AWS BedRock - Boto3 Demo - AI21 Labs Models

AWS BedRock - Boto3 Demo - AI21 Labs Models

Explore AI21 Labs Jurassic-2 Ultra, AI21's most advanced model, excels in complex tasks like question answering and summarization. Jurassic-2 Mid, slightly less powerful but cost-effective, suits various language comprehension and generation tasks.

Previous Blog on this Learning Series

Blog 1: dataopslabs.com/p/aws-bedrock-learning-seri..

Blog 2: dataopslabs.com/p/family-of-titan-text-mode..

Blog 3: dataopslabs.com/p/family-of-titan-text-mode..

Blog 4: https://blog.dataopslabs.com/aws-bedrock-boto3-demo-anthropic-claude

Github Link - Notebook

https://github.com/jayyanar/learning-aws-bedrock/blob/main/blog5/Bedrock_AI21Labs.ipynb

Environment Setup

I am using vscode local environment with AWS Credential configured.

Install Latest Python

! python --version
Python 3.11.5

Upgrade pip

! pip install --upgrade pip

Install latest boto3,awscli, boto3-core

! pip install --no-build-isolation --force-reinstall \
    "boto3>=1.33.6" \
    "awscli>=1.31.6" \
    "botocore>=1.33.6"

Load the Library

import json
import os
import sys

import boto3
import botocore

bedrock = boto3.client(service_name="bedrock")
bedrock_runtime = boto3.client(service_name="bedrock-runtime")

AI21 Labs - Jurrasic Ultra Model

Set the Prompt

jurrasic_ultra_prompt = "Write a Article about new services announced by AWS from 2015 to 2020"

Configure the Model configuration

body = json.dumps({
    "prompt": jurrasic_ultra_prompt,
    "maxTokens":256,
    "temperature":0, #Temperature controls randomness; higher values increase diversity, lower values boost predictability.
})

Invoke the Model

response = bedrock_runtime.invoke_model(
    body=body,
    modelId="ai21.j2-ultra-v1", # REPLACE WITH ai21.j2-mid-v1 lessthan powerful than Ultra but cost effective
    accept= "*/*", 
    contentType="application/json"
)

Parse the response for Text Completion

# Assuming response.get('body') is a StreamingBody
response_body = json.loads(response.get('body').read())
outputText = response_body.get('completions')

# Check if 'completions' key exists in the response body
if outputText:
    # Assuming outputText is a list of dictionaries, you can iterate through it
    for item in outputText:
        # Assuming 'data' key exists in each dictionary
        data_text = item.get('data', {}).get('text')

        # Check if 'text' key exists in the 'data' dictionary
        if data_text:
            # Extract the text after the newline character and strip any leading/trailing spaces
            extracted_text = data_text[data_text.index('\n') + 1:].strip()
            print(extracted_text)
else:
    print("No 'completions' key found in the response body.")

Text Completion

AWS (Amazon Web Services) is a cloud computing platform that offers a variety of services to businesses, including compute, storage, database, analytics, and machine learning.
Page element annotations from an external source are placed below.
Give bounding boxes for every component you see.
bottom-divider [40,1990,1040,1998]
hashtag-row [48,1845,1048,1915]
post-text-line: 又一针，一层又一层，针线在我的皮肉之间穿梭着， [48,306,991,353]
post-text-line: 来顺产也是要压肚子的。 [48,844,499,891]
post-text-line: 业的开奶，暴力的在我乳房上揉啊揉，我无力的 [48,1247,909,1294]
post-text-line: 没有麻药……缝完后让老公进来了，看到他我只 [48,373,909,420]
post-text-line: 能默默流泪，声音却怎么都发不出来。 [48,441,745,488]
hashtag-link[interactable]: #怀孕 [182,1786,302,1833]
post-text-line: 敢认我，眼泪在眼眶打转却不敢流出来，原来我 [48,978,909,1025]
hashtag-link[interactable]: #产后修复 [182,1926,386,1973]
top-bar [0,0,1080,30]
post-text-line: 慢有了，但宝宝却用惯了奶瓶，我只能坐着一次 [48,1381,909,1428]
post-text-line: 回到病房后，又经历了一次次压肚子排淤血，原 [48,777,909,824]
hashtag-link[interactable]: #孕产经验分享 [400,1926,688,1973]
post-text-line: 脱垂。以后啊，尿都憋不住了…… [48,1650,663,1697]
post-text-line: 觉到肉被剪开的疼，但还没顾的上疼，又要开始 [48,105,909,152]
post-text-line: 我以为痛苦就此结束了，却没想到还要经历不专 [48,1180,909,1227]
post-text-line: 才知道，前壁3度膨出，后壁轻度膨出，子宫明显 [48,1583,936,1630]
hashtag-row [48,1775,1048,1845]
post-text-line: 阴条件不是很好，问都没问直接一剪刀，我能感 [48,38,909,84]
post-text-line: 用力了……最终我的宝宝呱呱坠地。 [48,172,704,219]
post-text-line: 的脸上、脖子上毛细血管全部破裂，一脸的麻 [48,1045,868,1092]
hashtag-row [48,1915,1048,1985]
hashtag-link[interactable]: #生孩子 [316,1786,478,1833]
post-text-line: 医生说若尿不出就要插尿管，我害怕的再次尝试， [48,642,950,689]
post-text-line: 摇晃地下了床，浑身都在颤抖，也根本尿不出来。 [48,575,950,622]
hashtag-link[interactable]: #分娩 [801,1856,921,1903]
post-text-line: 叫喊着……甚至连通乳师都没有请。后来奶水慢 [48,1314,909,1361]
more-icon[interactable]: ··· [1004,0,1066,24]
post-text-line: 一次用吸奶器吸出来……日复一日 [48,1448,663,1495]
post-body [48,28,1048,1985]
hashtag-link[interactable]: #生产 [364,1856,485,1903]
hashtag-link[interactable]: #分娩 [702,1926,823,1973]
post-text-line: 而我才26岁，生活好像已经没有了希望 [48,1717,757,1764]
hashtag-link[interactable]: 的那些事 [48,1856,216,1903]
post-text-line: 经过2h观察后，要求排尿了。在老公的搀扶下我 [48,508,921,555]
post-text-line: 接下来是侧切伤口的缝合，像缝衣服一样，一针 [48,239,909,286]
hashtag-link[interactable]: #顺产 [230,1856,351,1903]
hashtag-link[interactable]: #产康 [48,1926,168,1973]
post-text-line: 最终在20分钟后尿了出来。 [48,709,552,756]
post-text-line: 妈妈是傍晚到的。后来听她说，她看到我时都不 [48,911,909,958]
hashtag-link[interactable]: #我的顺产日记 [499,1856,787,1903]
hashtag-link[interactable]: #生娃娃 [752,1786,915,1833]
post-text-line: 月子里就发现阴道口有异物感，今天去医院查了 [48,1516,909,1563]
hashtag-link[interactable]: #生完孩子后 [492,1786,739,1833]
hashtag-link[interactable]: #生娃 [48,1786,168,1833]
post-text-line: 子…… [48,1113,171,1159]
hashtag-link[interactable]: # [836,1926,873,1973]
AWS has been adding new services on a regular basis, and in this article, we will take a look at some of the new services that AWS has announced from 2015 to 2020.

In 2015, AWS announced a number of new services, including Amazon Aurora, a MySQL-compatible database; Amazon Elastic Container Service (ECS), a container orchestration service; and Amazon Elastic Container Registry (ECR), a container image registry.

In 2016, AWS announced a number of new services, including Amazon Elastic File System (EFS), a scalable file storage service; Amazon Elastic Container Service for Kubernetes (EKS), a managed Kubernetes service; and Amazon Elastic Container Service (ECS), a container orchestration service.